A method for assaying the effect of a test compound on the function of AK1, comprising the following steps (i), (ii) and (iii). (I) contacting the fusion protein with a test compound and measuring the protein kinase activity of the fusion protein in the presence of the test compound; (ii) more than in the absence of the test compound or in (i) Measuring the protein kinase activity of the fusion protein in the presence of a small amount; and (iii) comparing the activity measurement results of step (i) and step (ii), and based on the results, the test compound T
A step of determining whether or not it has an action of inhibiting the activity of AK1, or the degree thereof. 19. A method for assaying the effect of a test compound on the function of TAK1 using the test cells expressing the fusion protein according to claim 1. 20. A method for assaying the action of a test compound on the function of TAK1 using the test cell in which the fusion protein according to claim 1 is expressed, which comprises the following (i):
A method comprising the steps (ii) and (iii). (I) contacting a test cell expressing the fusion protein according to claim 1 with a test compound, in the presence of the test compound,
A step of detecting the activation of the signal transduction system in the test cell; (ii) the activity of the signal transduction system in the test cell in the absence of the test compound or in the presence to a lesser extent than in (i) And (iii) comparing the detection results of step (i) and step (ii), and based on the result, whether the test compound has an action of inhibiting the activity of TAK1, or The process of determining the degree. Here, the activation of the signal transduction system is the activation of the signal transduction system involving TAK1. 21. Activation of the signal transduction system is caused by TAK1.

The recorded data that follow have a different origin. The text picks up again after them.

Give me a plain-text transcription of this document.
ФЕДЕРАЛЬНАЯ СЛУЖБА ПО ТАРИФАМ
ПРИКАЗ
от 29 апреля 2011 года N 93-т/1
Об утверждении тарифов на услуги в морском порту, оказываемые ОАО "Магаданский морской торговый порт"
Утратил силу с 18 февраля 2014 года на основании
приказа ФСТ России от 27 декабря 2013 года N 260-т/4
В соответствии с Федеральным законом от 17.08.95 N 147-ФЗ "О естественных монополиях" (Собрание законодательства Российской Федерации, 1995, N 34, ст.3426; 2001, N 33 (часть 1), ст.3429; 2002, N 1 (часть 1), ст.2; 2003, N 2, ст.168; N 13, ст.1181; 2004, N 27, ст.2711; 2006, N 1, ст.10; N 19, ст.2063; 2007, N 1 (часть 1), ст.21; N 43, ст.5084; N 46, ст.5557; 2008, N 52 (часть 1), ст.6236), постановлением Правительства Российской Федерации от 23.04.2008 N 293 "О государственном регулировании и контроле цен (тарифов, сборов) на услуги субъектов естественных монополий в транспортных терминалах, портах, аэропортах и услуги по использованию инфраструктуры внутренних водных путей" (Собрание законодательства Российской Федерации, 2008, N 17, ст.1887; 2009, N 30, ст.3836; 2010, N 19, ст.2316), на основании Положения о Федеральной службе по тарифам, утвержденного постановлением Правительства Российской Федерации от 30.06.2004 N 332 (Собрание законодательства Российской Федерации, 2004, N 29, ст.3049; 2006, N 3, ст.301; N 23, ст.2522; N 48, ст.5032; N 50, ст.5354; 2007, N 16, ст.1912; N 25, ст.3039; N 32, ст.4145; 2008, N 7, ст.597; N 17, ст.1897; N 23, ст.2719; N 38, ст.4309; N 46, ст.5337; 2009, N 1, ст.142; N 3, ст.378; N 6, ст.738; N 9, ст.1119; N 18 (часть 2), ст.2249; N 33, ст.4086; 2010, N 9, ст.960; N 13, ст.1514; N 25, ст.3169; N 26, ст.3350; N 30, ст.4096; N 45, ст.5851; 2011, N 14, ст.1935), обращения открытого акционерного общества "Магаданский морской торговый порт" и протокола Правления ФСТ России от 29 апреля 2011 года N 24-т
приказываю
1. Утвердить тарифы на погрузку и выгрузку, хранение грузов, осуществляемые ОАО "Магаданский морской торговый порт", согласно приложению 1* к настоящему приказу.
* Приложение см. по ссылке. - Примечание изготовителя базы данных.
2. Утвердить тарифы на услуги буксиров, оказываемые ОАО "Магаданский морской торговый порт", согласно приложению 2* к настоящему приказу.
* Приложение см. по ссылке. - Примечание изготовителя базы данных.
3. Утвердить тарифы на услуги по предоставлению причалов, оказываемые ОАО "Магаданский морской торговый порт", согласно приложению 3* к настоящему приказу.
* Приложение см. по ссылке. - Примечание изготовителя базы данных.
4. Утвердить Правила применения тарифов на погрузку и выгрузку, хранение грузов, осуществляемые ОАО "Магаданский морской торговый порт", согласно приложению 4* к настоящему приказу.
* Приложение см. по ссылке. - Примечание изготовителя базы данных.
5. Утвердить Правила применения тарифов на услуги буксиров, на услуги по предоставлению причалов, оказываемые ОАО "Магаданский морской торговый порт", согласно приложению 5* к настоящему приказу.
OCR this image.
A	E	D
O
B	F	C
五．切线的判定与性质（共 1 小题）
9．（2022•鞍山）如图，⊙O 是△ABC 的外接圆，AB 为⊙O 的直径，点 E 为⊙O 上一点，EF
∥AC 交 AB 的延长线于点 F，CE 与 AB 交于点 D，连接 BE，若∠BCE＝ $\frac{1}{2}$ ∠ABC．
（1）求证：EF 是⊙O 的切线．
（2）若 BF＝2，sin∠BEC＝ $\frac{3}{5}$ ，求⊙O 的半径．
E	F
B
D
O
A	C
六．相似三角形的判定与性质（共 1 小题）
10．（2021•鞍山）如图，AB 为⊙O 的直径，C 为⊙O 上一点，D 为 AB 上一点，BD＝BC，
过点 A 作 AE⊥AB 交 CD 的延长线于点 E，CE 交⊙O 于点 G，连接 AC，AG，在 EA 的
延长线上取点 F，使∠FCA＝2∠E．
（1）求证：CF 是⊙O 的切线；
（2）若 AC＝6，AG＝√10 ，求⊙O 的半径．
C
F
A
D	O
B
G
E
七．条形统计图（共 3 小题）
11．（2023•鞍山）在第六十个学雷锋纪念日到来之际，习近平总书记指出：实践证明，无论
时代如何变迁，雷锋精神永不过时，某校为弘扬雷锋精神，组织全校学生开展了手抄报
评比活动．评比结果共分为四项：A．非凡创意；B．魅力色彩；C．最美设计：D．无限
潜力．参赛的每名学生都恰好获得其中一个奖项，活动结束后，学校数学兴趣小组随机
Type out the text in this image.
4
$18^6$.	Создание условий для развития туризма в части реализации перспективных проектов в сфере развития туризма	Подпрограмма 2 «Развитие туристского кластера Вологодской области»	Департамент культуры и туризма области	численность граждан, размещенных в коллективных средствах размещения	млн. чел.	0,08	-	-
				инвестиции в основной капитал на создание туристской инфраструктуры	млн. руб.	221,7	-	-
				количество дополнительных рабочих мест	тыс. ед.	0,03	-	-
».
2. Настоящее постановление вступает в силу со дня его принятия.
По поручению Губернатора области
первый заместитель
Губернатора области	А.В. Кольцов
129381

The activation of a signal transduction system involved in, which is selected from the following (A) and (B):
The method described in 0. (A) Activation of JNK, p38 or IKK; and (B) Induction of production of inflammatory cytokines selected from IL-6, IL-1 and TNF. 22. The method according to claim 17, which is used for identifying or screening a compound having a TAK1 inhibitory effect.
22. The method according to claim 1.